THE REIGN OF FREDERICK II. AND END OF THE HOHENSTAUFEN LINE.
(1215—1268.)
- Rival Emperors in Germany.
- —Pope Innocent III.
- —Murder of Philip of Hohenstaufen.
- —Otto IV. becomes Emperor.
- —Frederick of Hohenstaufen goes to Germany.
- —His Character.
- —Decline of Otto's Power.
- —Frederick II. crowned Emperor.
- —Troubles with the Pope.
- —His Crusade to the Holy Land.
- —Frederick's Court at Palermo.
- —Henry, Count of Schwerin.
- —Gregory IX.'s Persecution of Heretics.
- —Meeting of Frederick II. and his son, King Henry.
- —The Emperor returns to Germany.
- —His Marriage with Isabella of England.

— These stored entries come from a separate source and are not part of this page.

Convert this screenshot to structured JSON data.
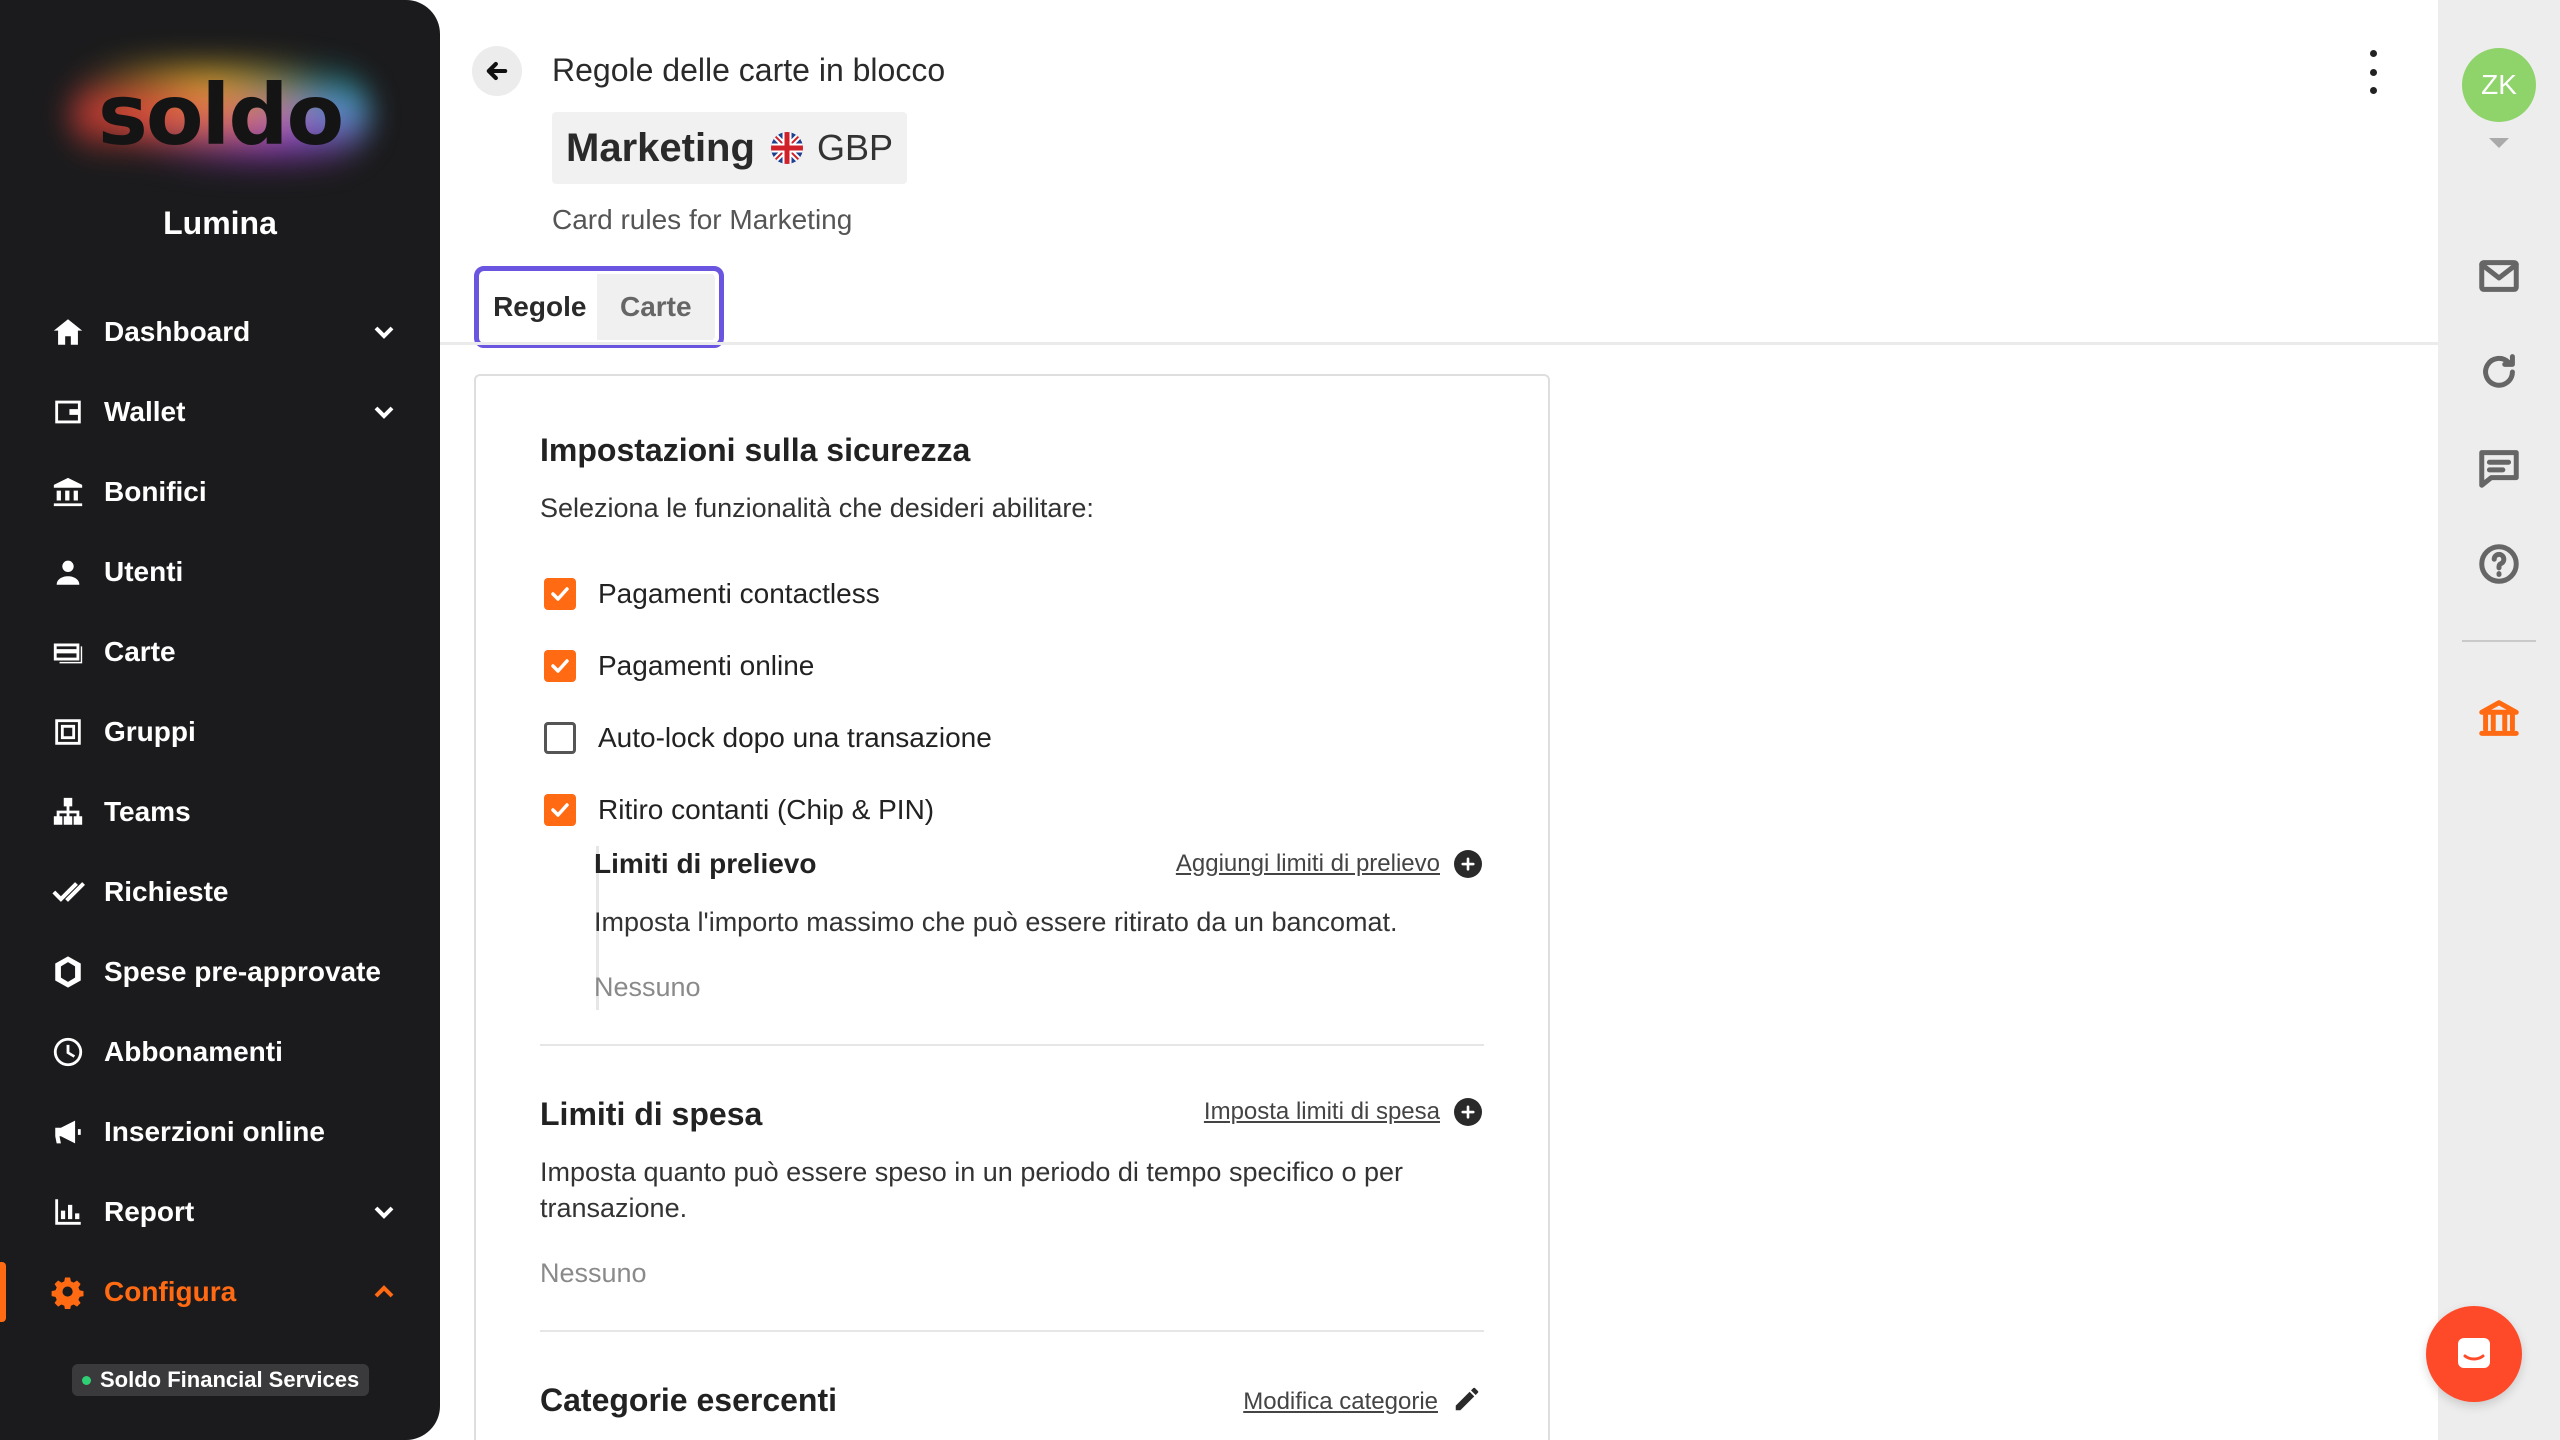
{
  "sidebar": {
    "logo_text": "soldo",
    "org_name": "Lumina",
    "items": [
      {
        "label": "Dashboard",
        "icon": "home-icon",
        "has_chevron": true,
        "chevron": "down"
      },
      {
        "label": "Wallet",
        "icon": "wallet-icon",
        "has_chevron": true,
        "chevron": "down"
      },
      {
        "label": "Bonifici",
        "icon": "bank-transfer-icon",
        "has_chevron": false
      },
      {
        "label": "Utenti",
        "icon": "user-icon",
        "has_chevron": false
      },
      {
        "label": "Carte",
        "icon": "card-icon",
        "has_chevron": false
      },
      {
        "label": "Gruppi",
        "icon": "groups-icon",
        "has_chevron": false
      },
      {
        "label": "Teams",
        "icon": "teams-icon",
        "has_chevron": false
      },
      {
        "label": "Richieste",
        "icon": "double-check-icon",
        "has_chevron": false
      },
      {
        "label": "Spese pre-approvate",
        "icon": "shield-icon",
        "has_chevron": false
      },
      {
        "label": "Abbonamenti",
        "icon": "clock-icon",
        "has_chevron": false
      },
      {
        "label": "Inserzioni online",
        "icon": "megaphone-icon",
        "has_chevron": false
      },
      {
        "label": "Report",
        "icon": "chart-icon",
        "has_chevron": true,
        "chevron": "down"
      },
      {
        "label": "Configura",
        "icon": "gear-icon",
        "has_chevron": true,
        "chevron": "up",
        "active": true
      }
    ],
    "footer_badge": "Soldo Financial Services"
  },
  "header": {
    "title": "Regole delle carte in blocco",
    "entity_name": "Marketing",
    "currency": "GBP",
    "subtitle": "Card rules for Marketing"
  },
  "tabs": [
    {
      "label": "Regole",
      "active": true
    },
    {
      "label": "Carte",
      "active": false
    }
  ],
  "security": {
    "title": "Impostazioni sulla sicurezza",
    "description": "Seleziona le funzionalità che desideri abilitare:",
    "options": [
      {
        "label": "Pagamenti contactless",
        "checked": true
      },
      {
        "label": "Pagamenti online",
        "checked": true
      },
      {
        "label": "Auto-lock dopo una transazione",
        "checked": false
      },
      {
        "label": "Ritiro contanti (Chip & PIN)",
        "checked": true
      }
    ],
    "withdrawal": {
      "title": "Limiti di prelievo",
      "action": "Aggiungi limiti di prelievo",
      "description": "Imposta l'importo massimo che può essere ritirato da un bancomat.",
      "value": "Nessuno"
    }
  },
  "spend_limits": {
    "title": "Limiti di spesa",
    "action": "Imposta limiti di spesa",
    "description": "Imposta quanto può essere speso in un periodo di tempo specifico o per transazione.",
    "value": "Nessuno"
  },
  "merchant_categories": {
    "title": "Categorie esercenti",
    "action": "Modifica categorie"
  },
  "rail": {
    "avatar_initials": "ZK",
    "icons": [
      "mail-icon",
      "refresh-icon",
      "chat-icon",
      "help-icon",
      "bank-icon"
    ]
  },
  "colors": {
    "accent": "#ff6a13",
    "tab_outline": "#6a55e0",
    "sidebar_bg": "#1b1b1d",
    "avatar_bg": "#8fd36b",
    "chat_fab": "#ff4a2a"
  }
}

- —He leaves Germany for Italy.
- —War in Lombardy.
- —Conflict with Pope Gregory IX.
- —Capture of the Council.
- —Course of Pope Innocent III.
- —Wars in Germany and Italy.
- —Conspiracies against Frederick II.
- —His Misfortunes and Death.
- —The Character of his Reign.
- —His son, Konrad IV., succeeds.
- —William of Holland rival Emperor.
- —Death of Konrad IV.
- —End of William of Holland.
- —The Boy, Konradin.
- —Manfred, King of Naples.
- —Usurpation of Charles of Anjou.
- —Konradin goes to Italy.
- —His Defeat and Capture.
- —His Execution.
- —The Last of the Hohenstaufens.
1215. TWO EMPERORS ELECTED.
A story was current among the German people, that, shortly before Henry VI.'s death, the spirit of Theodoric the Great, in giant form on a black war-steed, rode along the Rhine presaging trouble to the Empire. This legend no doubt originated after the trouble came, and was simply a poetical image of what had already happened. The German princes were determined to have no child again, as their hereditary Emperor; but only one son of Frederick Barbarossa still lived,—Philip of Suabia. The bitter hostility between Welf and Waiblinger still existed, and although Philip was chosen by a Diet held in Thuringia, the opposite party, secretly assisted by the Pope and by Richard of the Lion-heart, of England (who had certainly no reason to be friendly to the Hohenstaufens!) met at Aix-la-Chapelle, and elected Otto, son of Henry the Lion.